Al via progetto Asl-Università per riqualificare il Policlinico di Chieti
Sul piatto 60 milioni di euro. Il progetto di reingegnerizzazione del SS. Annunziata punta a restituire slancio e attrattiva alla struttura puntando sull’innovazione tecnologica per dare risposte all’obsolescenza delle apparecchiature su investimenti infrastrutturali.  Verì: “È un momento storico perché segna concretamente un cambio di passo per il Policlinico”

Un progetto per riqualificare il Policlinico  SS. Annunziata di Chieti con un investimento di 60 milioni di euro. Un progetto di reingegnerizzazione che mira a restituire slancio e attrattiva all’ospedale di Chieti attraverso una doppia strategia: innovazione tecnologica in risposta all’obsolescenza delle apparecchiature e investimenti infrastrutturali a sostegno dell’incremento dell’offerta di prestazioni di alto livello.

A indicare le coordinate  un documento tecnico, presentato dalla Direzione della Asl Lanciano-Vasto-Chieti con l’approvazione dell’Università e illustrato all’assessore alla Salute, Nicoletta Verì, nel corso di un incontro cui hanno partecipato tutti i capi dipartimento aziendali. Gli elaborati progettuali verranno ora trasmessi formalmente dalla Asl alla Regione, che provvederà a inviarli al Ministero per l’accesso al finanziamento.

“È un momento storico – ha detto l’assessore Varì – perché segna concretamente un cambio di passo per il Policlinico universitario di Chieti, su cui da decenni non era stato programmato alcun progetto articolato di ristrutturazione”.

L’Ufficio tecnico Asl ha predisposto un documento di fattibilità, sulla base del quale, non appena ottenuti i primi fondi, sarà bandita la gara per l’affidamento della progettazione.

Diverse le opere previste: si parte con la realizzazione di una nuova struttura denominata Corpo P che accoglierà un Laboratorio analisi, l’Anatomia patologica, la Risonanza magnetica e radiologia, Tac pet, Medicina nucleare e la Radioterapia. Un altro intervento interesserà il Blocco operatorio del Corpo M, con la realizzazione di una “sala ibrida”, il completamento di una multidisciplinare e la ristrutturazione di altre due sale esistenti. Sul corpo L, invece, sono previsti una manutenzione straordinaria finalizzata all’efficientamento energetico e il completamento del percorso diagnostico al Pronto soccorso.  Infine, è prevista una piastra ambulatoriale nel nuovo Corpo N.
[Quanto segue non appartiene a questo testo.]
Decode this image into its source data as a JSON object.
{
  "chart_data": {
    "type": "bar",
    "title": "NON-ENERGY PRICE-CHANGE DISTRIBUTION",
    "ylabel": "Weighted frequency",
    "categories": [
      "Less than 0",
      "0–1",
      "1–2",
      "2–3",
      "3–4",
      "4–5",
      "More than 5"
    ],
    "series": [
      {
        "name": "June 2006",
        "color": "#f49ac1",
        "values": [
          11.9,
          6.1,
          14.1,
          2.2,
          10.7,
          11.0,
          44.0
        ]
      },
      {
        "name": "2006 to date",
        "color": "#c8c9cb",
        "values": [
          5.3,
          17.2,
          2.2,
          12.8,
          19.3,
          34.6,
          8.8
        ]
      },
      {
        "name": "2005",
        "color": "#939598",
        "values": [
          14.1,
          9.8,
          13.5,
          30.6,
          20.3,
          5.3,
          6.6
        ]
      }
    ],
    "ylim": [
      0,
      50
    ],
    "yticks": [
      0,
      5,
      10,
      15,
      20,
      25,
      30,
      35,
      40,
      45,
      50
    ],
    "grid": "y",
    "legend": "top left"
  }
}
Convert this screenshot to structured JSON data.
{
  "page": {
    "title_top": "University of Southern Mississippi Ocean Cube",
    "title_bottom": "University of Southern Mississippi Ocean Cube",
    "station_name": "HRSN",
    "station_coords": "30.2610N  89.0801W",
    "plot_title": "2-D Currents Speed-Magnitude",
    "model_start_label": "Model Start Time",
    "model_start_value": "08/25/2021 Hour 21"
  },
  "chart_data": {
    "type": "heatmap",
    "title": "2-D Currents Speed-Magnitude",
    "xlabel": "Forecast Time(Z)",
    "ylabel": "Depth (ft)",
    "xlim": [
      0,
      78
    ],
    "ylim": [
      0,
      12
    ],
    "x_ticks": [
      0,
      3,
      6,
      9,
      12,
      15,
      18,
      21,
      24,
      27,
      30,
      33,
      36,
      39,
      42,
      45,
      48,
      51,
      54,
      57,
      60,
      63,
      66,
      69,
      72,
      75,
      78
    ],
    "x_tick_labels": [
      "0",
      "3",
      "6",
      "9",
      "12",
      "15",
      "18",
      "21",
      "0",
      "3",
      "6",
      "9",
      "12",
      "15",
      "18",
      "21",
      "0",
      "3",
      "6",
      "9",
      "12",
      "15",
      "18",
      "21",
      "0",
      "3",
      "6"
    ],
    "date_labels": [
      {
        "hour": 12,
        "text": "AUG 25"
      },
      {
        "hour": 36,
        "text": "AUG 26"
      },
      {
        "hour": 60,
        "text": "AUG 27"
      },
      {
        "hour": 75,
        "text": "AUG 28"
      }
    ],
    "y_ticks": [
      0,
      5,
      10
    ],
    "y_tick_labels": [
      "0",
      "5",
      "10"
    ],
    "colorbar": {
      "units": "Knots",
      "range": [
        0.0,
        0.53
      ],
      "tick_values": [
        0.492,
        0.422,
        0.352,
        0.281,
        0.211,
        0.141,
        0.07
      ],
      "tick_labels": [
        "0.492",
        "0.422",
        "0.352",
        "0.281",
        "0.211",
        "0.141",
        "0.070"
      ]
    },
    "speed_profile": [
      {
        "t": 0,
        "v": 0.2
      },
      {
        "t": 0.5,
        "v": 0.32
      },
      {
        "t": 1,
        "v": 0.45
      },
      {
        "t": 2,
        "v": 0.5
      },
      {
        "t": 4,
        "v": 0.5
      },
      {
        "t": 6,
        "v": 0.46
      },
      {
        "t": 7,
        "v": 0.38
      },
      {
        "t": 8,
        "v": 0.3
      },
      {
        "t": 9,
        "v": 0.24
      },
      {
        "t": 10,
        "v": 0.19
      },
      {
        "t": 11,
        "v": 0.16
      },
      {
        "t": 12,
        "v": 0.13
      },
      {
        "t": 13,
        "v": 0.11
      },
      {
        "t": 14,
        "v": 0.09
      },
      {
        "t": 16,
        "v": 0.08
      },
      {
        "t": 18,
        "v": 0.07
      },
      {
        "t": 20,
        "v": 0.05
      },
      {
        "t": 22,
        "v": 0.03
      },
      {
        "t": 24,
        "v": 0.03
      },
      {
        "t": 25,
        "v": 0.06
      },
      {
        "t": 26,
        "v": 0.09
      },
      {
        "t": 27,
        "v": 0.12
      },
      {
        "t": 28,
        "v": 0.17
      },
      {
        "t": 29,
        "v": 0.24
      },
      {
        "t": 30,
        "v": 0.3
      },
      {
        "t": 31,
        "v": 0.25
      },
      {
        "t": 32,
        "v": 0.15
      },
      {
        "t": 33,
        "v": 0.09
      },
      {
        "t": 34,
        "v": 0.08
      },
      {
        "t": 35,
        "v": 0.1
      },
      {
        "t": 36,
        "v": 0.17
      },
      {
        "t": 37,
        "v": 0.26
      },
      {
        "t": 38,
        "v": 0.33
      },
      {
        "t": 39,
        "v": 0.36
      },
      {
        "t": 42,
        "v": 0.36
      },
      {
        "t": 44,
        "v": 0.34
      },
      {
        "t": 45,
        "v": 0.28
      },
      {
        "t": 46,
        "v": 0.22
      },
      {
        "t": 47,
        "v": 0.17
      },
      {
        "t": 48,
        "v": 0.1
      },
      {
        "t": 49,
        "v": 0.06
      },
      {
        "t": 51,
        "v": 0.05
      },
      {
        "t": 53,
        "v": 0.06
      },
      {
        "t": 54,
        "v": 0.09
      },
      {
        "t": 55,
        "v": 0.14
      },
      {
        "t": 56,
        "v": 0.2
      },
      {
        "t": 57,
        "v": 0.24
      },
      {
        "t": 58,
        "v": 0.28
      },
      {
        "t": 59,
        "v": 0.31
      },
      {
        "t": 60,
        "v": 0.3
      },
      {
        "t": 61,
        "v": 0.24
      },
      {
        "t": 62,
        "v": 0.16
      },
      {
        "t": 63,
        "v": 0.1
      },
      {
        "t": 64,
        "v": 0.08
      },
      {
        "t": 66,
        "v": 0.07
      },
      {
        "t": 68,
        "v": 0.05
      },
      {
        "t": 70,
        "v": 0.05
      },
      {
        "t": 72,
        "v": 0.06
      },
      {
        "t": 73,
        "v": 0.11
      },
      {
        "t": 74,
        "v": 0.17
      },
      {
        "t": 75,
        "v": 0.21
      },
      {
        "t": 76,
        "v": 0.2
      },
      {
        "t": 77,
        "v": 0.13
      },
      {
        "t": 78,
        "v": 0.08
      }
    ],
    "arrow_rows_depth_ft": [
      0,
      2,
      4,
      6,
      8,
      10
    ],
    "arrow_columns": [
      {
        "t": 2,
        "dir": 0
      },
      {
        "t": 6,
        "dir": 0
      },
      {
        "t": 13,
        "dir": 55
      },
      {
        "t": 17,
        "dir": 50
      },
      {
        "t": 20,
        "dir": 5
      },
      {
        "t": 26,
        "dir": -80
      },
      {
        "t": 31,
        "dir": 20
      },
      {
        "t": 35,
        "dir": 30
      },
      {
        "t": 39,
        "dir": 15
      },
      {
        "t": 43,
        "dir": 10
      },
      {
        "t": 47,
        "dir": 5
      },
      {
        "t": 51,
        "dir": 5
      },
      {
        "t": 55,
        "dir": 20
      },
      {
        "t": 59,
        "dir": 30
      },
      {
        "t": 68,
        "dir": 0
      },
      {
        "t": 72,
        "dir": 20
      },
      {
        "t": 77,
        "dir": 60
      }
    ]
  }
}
Nel progetto è inoltre prevista la realizzazione di un multipiano da 500 posti auto per pazienti e dipendenti Asl e Università. Sarà collocato nella parte posteriore del Policlinico e costruito facendo ricorso allo strumento del Project financing, che non inciderà sul finanziamento regionale assegnato

“Sono soddisfatta – aggiunge la Verì – anche perché ho potuto riscontrare un rinnovato clima di stretta collaborazione tra Asl e Università, che contribuirà senza dubbio a rafforzare i servizi non solo sanitari, ma anche di formazione dell’ateneo, in cui i nuovi medici avranno la possibilità di seguire percorsi di alto livello in una struttura completamente rinnovata e all’avanguardia”.